One temple located in Tirumala every day has between 60,000 and 85,000 pilgrims arrive to take in the sights, and feel connected with their faith. About half of these pilgrims choose to undergo the ritual of tonsure, sacrificing their hair in exchange for good health or other divine favors. In Hindu faith, the hair isn’t JUST hair, it’s an extension of the body, directly connected to your being. Giving it up, means giving a pure part of yourself, a divine act of sacrifice but one that goes far beyond anything you may receive in exchange.
Each of these temples is responsible in a trust to provide for their respective communities. Every year countless tons are auctioned off directly at the temples, with the proceeds of the sales going to build schools, provide for children, the poor, the sick and the elderly. Even after the sale, the benefit continues as the hair is then shipped to factories often in the same region, where the hair is made into all manner of hair pieces, extensions and wigs. That sacrifice of their hair, also provides jobs and feeds families.
Kerala as I mentioned is a center for Ayurvedic medicine and there is nothing more out of this world than experiencing an authentic Ayurvedic massage. This ancient and traditional practice of medicine stems from nature, perfected over centuries. Only in the last few decades has Indian Ayurvedic medicines and techniques gone worldwide, ranging from Yoga to massage techniques. I was treated to an Abhyanga massage, an herbal-oil body massage meant for rejuvenation as well as total relaxation. It is designed to penetrate oil deeply into the skin, relax the mind-body, break up impurities, enhance the ability of nutrients to reach cells, and allow for the removal of stagnant waste. It is an experience I highly recommend to every woman in business and was a reminder to myself to make more time at home for rejuvenation.
Later that day, we at last sat down to a traditional Kerala dinner, prepared with everything we picked up along the way. The local fare of Kerala is simple but rich and filling, consisting of fresh caught fish, rice and lentil gravy as well as local grown vegetables.

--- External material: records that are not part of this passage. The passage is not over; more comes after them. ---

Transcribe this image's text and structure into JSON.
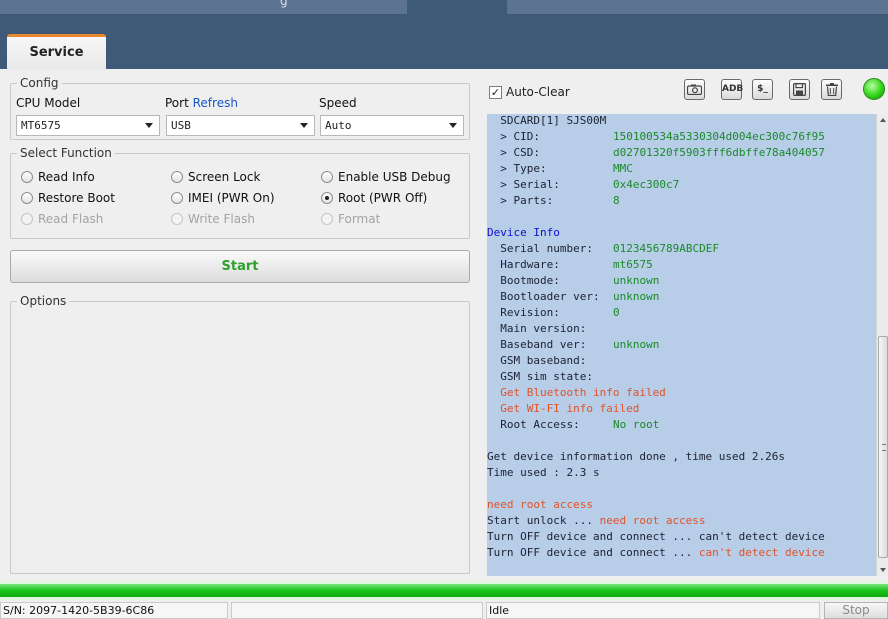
{
  "tabs": [
    {
      "label": "Service",
      "active": true
    }
  ],
  "config": {
    "title": "Config",
    "cpu_model": {
      "label": "CPU Model",
      "value": "MT6575"
    },
    "port": {
      "label": "Port",
      "refresh_label": "Refresh",
      "value": "USB"
    },
    "speed": {
      "label": "Speed",
      "value": "Auto"
    }
  },
  "select_function": {
    "title": "Select Function",
    "options": [
      {
        "label": "Read Info",
        "checked": false,
        "disabled": false
      },
      {
        "label": "Screen Lock",
        "checked": false,
        "disabled": false
      },
      {
        "label": "Enable USB Debug",
        "checked": false,
        "disabled": false
      },
      {
        "label": "Restore Boot",
        "checked": false,
        "disabled": false
      },
      {
        "label": "IMEI (PWR On)",
        "checked": false,
        "disabled": false
      },
      {
        "label": "Root (PWR Off)",
        "checked": true,
        "disabled": false
      },
      {
        "label": "Read Flash",
        "checked": false,
        "disabled": true
      },
      {
        "label": "Write Flash",
        "checked": false,
        "disabled": true
      },
      {
        "label": "Format",
        "checked": false,
        "disabled": true
      }
    ]
  },
  "start_label": "Start",
  "options_title": "Options",
  "auto_clear": {
    "label": "Auto-Clear",
    "checked": true,
    "check_glyph": "✓"
  },
  "toolbar": {
    "adb_label": "ADB",
    "shell_label": "$_"
  },
  "log": {
    "lines": [
      [
        "  SDCARD[1] SJS00M",
        "k",
        "",
        ""
      ],
      [
        "  > CID:",
        "k",
        "150100534a5330304d004ec300c76f95",
        "v"
      ],
      [
        "  > CSD:",
        "k",
        "d02701320f5903fff6dbffe78a404057",
        "v"
      ],
      [
        "  > Type:",
        "k",
        "MMC",
        "v"
      ],
      [
        "  > Serial:",
        "k",
        "0x4ec300c7",
        "v"
      ],
      [
        "  > Parts:",
        "k",
        "8",
        "v"
      ],
      [
        "",
        "k",
        "",
        ""
      ],
      [
        "Device Info",
        "h",
        "",
        ""
      ],
      [
        "  Serial number:",
        "k",
        "0123456789ABCDEF",
        "v"
      ],
      [
        "  Hardware:",
        "k",
        "mt6575",
        "v"
      ],
      [
        "  Bootmode:",
        "k",
        "unknown",
        "v"
      ],
      [
        "  Bootloader ver:",
        "k",
        "unknown",
        "v"
      ],
      [
        "  Revision:",
        "k",
        "0",
        "v"
      ],
      [
        "  Main version:",
        "k",
        "",
        ""
      ],
      [
        "  Baseband ver:",
        "k",
        "unknown",
        "v"
      ],
      [
        "  GSM baseband:",
        "k",
        "",
        ""
      ],
      [
        "  GSM sim state:",
        "k",
        "",
        ""
      ],
      [
        "  Get Bluetooth info failed",
        "e",
        "",
        ""
      ],
      [
        "  Get WI-FI info failed",
        "e",
        "",
        ""
      ],
      [
        "  Root Access:",
        "k",
        "No root",
        "v"
      ],
      [
        "",
        "k",
        "",
        ""
      ],
      [
        "Get device information done , time used 2.26s",
        "k",
        "",
        ""
      ],
      [
        "Time used : 2.3 s",
        "k",
        "",
        ""
      ],
      [
        "",
        "k",
        "",
        ""
      ],
      [
        "need root access",
        "e",
        "",
        ""
      ],
      [
        "Start unlock ... ",
        "k",
        "need root access",
        "e"
      ],
      [
        "Turn OFF device and connect ... can't detect device",
        "k",
        "",
        ""
      ],
      [
        "Turn OFF device and connect ... ",
        "k",
        "can't detect device",
        "e"
      ]
    ]
  },
  "progress": 1.0,
  "status_bar": {
    "serial": "S/N: 2097-1420-5B39-6C86",
    "middle": "",
    "state": "Idle",
    "stop_label": "Stop"
  },
  "top_glyph": "g"
}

As our hosts entertained and served us, stories were told, and laughs echoed across the waters, I found myself reflecting on the road that led me away from India. Earlier that day when we were visiting the very villages and towns that our hair comes from, I saw the schools, smiling faces, and healthy children. Half a world away when our hairpieces, extensions or wigs bring comfort and confidence to women struggling with hair problems or even hair loss, that hair lovingly donated also is making a difference right here, right now. Choosing where we buy hair from ethically may not mean much at home in the United States, but it means a job here where jobs are needed. Choosing ethics or over cost saving means buying hair from a system that benefits all and doesn’t come at the cost of women, our sisters on this planet. They say that “you can never go back home again”. I do, and every time I give something back to where I was born and so do you.
Have a wonderful summer and I look forward to sharing more of my trip to India with you.